BEC scammers picked off $5B, FBI says

Business E-mail Compromise (BEC) scams have now raked in a total of $5 billion, according to the Federal Bureau of Investigation (FBI).

That's a bump up from the $3.1 billion reported last year.

The FBI report revealed 40,203 domestic and international incidents occurred from October 2013 to December 2016 with 22,292 U.S. victims. Total losses in the U.S. were nearly $1.6 billion.

The statistics tracked with findings by Proofpoint, which found a 45 percent increase in BEC attacks during the final three months of 2016 over the prior three months. In comments sent to SC Media, Proofpoint stressed that there “no correlation between the size of the company and the BEC attack volume,” noting that companies of all sizes are targets.

Proofpoint research also showed that two-thirds of the attacks “spoofed their email address so that their fraudulent emails displayed the same domain as that of the company targeted in the attack.” Attackers have used this domain spoofing to mask their own email addresses and make the recipient think the missive has come from a familiar source. Most of the subject lines – 70 percent – contain the words “Urgent,” “Payment,” and/or “Request.”
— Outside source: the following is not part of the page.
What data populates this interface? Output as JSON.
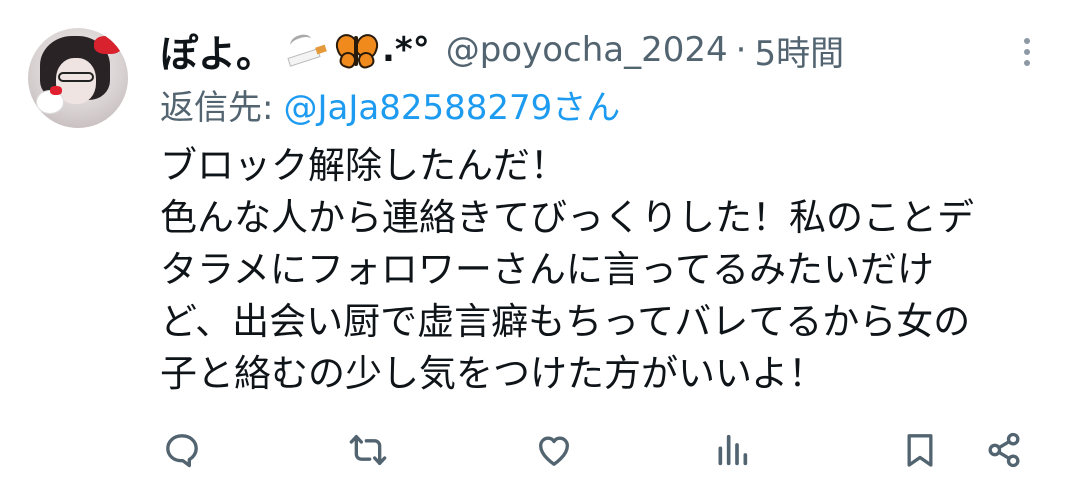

The security firm warned that although attackers continue to impersonate CEOs, they're working their way deeper into companies. “There is a shift beyond simply fraudulent CEO-to-CFO BEC attacks to CEO-to-different employee groups,” Proofpoint noted. “For example, to accounts payable, for wire transfer fraud attempts, to human resources for confidential tax information and identities—and engineering for intellectual property theft.”